Janusz Białek: udało się złapać nić porozumienia
- Wciąż trzeba walczyć o utrzymanie, choć na chwilę możemy przestać myśleć o kłopotach - mówi Janusz Białek, trener 2-ligowych piłkarzy Stali Stalowa Wola.
Miesiąc temu nastroje przy Hutniczej były ponure. Stal Stalowa Wola trafiła do strefy spadkowej, a gra zielono-czarnych była kiepska, brakowało skuteczności. Wtedy pojawił się w klubie Janusz Białek...
(śmiech) To zabrzmiało jak jakaś legenda. Zacząłem pracę dokładnie 28 kwietnia.
Przyzna pan jednak, że zmiana trenera dała „Stalówce” nowy impuls, a co najważniejsze drużyna zaczęła wygrywać. Kilka dni po pana przyjściu ograliście Gryf Wejherowo po golu w 90 minucie, potem były jeszcze zwycięstwa w Częstochowie i nad ROW-em Rybnik. To rywale walczący o awans albo – tak jak wy – o utrzymanie.
Tak to jest, że albo się trafia do zawodników, albo nie. Tu udało się złapać tę nić porozumienia. Dziś sytuacja jest zdecydowanie lepsza, choć nie komfortowa. Dalej trzeba walczyć o utrzymanie, choć na chwilę możemy przestać myśleć o kłopotach i troskach a zwrócić uwagę na szczegóły, które poprawiają jakość gry.
Po meczu z ROW-em Rybnik mówił pan, że był to trudniejszy pojedynek niż starcie z Rakowem Częstochowa, który już jest na zapleczu Lotto Ekstraklasy. Ta walka o utrzymanie będzie jeszcze trwać przez dwie kolejki a wy jesteście w doskonałej sytuacji: wystarczy wam jedno zwycięstwo.

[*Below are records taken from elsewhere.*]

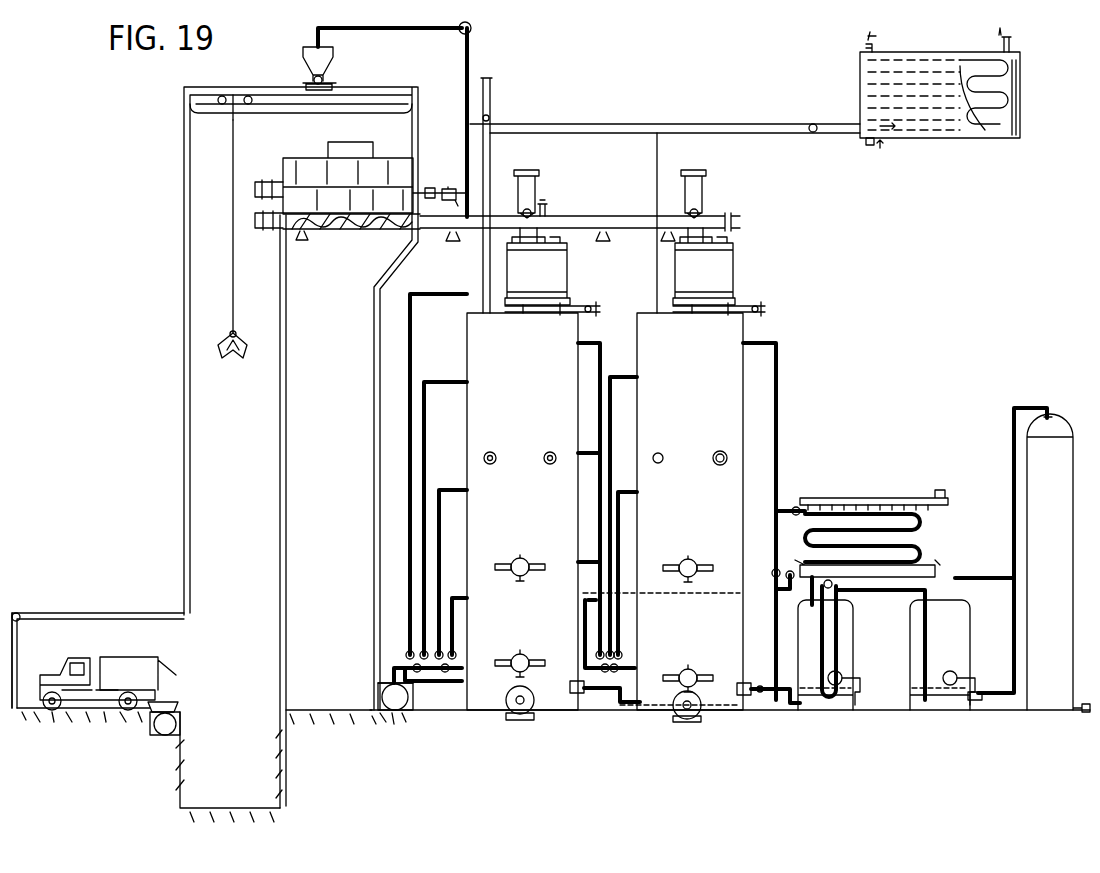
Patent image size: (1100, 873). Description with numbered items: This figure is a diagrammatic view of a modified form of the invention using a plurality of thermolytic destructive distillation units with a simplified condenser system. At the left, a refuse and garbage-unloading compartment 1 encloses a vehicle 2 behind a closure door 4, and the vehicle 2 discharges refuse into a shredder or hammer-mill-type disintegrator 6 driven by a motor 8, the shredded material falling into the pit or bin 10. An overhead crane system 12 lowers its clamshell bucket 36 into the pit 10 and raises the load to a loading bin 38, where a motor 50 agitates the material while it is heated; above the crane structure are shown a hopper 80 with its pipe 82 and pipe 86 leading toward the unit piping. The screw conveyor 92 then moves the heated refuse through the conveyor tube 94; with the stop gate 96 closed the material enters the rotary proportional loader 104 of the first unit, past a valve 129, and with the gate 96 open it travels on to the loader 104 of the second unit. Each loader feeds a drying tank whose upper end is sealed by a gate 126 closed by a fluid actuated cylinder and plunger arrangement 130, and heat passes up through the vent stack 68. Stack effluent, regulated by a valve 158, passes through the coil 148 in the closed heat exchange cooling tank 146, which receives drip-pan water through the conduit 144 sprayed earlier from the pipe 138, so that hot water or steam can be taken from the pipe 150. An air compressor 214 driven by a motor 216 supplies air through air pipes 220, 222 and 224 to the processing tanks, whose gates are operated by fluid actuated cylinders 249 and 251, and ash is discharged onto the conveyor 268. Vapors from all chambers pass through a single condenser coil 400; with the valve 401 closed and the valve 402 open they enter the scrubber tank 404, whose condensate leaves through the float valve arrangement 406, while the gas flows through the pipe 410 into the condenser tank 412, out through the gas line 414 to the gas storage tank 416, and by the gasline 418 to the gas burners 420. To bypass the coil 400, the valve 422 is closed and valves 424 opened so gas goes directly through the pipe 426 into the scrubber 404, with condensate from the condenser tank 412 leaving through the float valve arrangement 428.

The refuse and garbage-unloading compartment 1 is at (118, 628).
The vehicle 2 is at (122, 665).
The closure door 4 is at (18, 648).
The shredder or hammer-mill-type disintegrator 6 is at (166, 702).
The motor 8 is at (160, 726).
The pit or bin 10 is at (262, 775).
The overhead crane system 12 is at (297, 121).
The clamshell bucket 36 is at (240, 352).
The loading bin 38 is at (284, 169).
The motor 50 is at (255, 200).
The vent stack 68 is at (482, 283).
The hopper 80 is at (330, 60).
The pipe 82 is at (409, 30).
The pipe 86 is at (471, 48).
The screw conveyor 92 is at (335, 230).
The conveyor tube 94 is at (600, 215).
The stop gate 96 is at (547, 208).
The rotary proportional loader 104 is at (576, 269).
The gate 126 is at (524, 312).
The valve 129 is at (527, 176).
The fluid actuated cylinder and plunger arrangement 130 is at (588, 306).
The pipe 138 is at (850, 505).
The conduit 144 is at (866, 146).
The closed heat exchange cooling tank 146 is at (1012, 142).
The coil 148 is at (1012, 70).
The pipe 150 is at (1012, 44).
The valve 158 is at (532, 478).
The air compressor 214 is at (417, 704).
The motor 216 is at (376, 697).
The air pipe 220 is at (439, 552).
The air pipe 222 is at (424, 503).
The air pipe 224 is at (412, 400).
The fluid actuated cylinder 249 is at (520, 653).
The fluid actuated cylinder 251 is at (519, 557).
The conveyor 268 is at (508, 712).
The condenser coil 400 is at (920, 520).
The valve 401 is at (950, 575).
The valve 402 is at (810, 590).
The scrubber tank 404 is at (850, 635).
The float valve arrangement 406 is at (858, 672).
The pipe 410 is at (842, 593).
The condenser tank 412 is at (967, 625).
The gas line 414 is at (1010, 598).
The gas storage tank 416 is at (1058, 428).
The gasline 418 is at (1010, 447).
The gas burners 420 is at (577, 695).
The valve 422 is at (798, 505).
The valves 424 is at (772, 575).
The pipe 426 is at (826, 700).
The float valve arrangement 428 is at (982, 698).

Na pewno końcówka ligi pokazała, że nie ma przypadkowych drużyn, poziom jest bardzo wyrównany, co pokazała choćby ostatnio walcząca o utrzymanie Kotwica, która wygrała u lidera. Kwestie organizacyjne i finansowe na pewno mają wpływ, ale kadrowo w tej lidze jest wiele drużyn bardzo mocnych, a ich wyniki na razie rozczarowują.
Uda się wam zdobyć te brakujące trzy „oczka” już w ten weekend w Bytomiu?
Jest takie powiedzenie, że jak człowiek planuje to Pan Bóg się śmieje. Dlatego trzeba pracować i nie robić nie wiadomo jakich założeń, bo źle się to może skończyć. Na dziś mecz z Polonią jest najważniejszy i tylko o nim myślimy, przygotowujemy wszystkie siły na Polonię.
Zostanie pan w Stalowej Woli na nowy sezon?
Nigdy nie mów nigdy ale naprawdę nie wiem, jak się życie potoczy. Rok temu byłem gdzie indziej i wydawało mi się, że już jest z górki. Przecież jak się pojawi oferta z Barcelony, Realu albo Bayernu to nie odmówię (śmiech).
Dużo zmian będzie potrzebować „Stalówka” by w nowym sezonie nie drżeć do końca o utrzymanie?
To bardzo młody zespół, proszę spojrzeć na roczniki. Drużyna jest na dorobku i każda runda będzie pracować na korzyść. Mamy jednak deklaracje miasta i sponsorów, że piłka w Stalowej Woli jest potrzebna. A wzmocnienia, jak to w życiu, przydałyby się. To jednak dopiero przed nami, dziś wszystkie siły skupiamy na mecz z Polonią.
Kilka dni temu Stal Mielec utrzymała się w Nice 1 lidze. Spodziewał się pan takiej metamorfozy tej drużyny po pana dymisji i przyjściu Zbigniewa Smółki?
Jak pan zobaczy na budżet i skład jaki ja miałem po awansie i na to co jest teraz to dwie różne drużyny. Nawet nie można tego porównywać. Po awansie do 1 ligi straciliśmy kluczowych graczy ofensywy – Prokicia i Nowaka i nie było uzupełnień. Zimą zaś Stal wzmacniała się piłkarzami, z których większość gra w podstawowym składzie. My zamknęliśmy jeden etap – awans a teraz jest budowanie drużyny na wymogi 1 ligi a być może i wyżej. Dlatego gratuluję Stali utrzymania, już mnie tam nie ma i daleki byłbym od takich porównań, bo pół roku to w tym przypadku przepaść.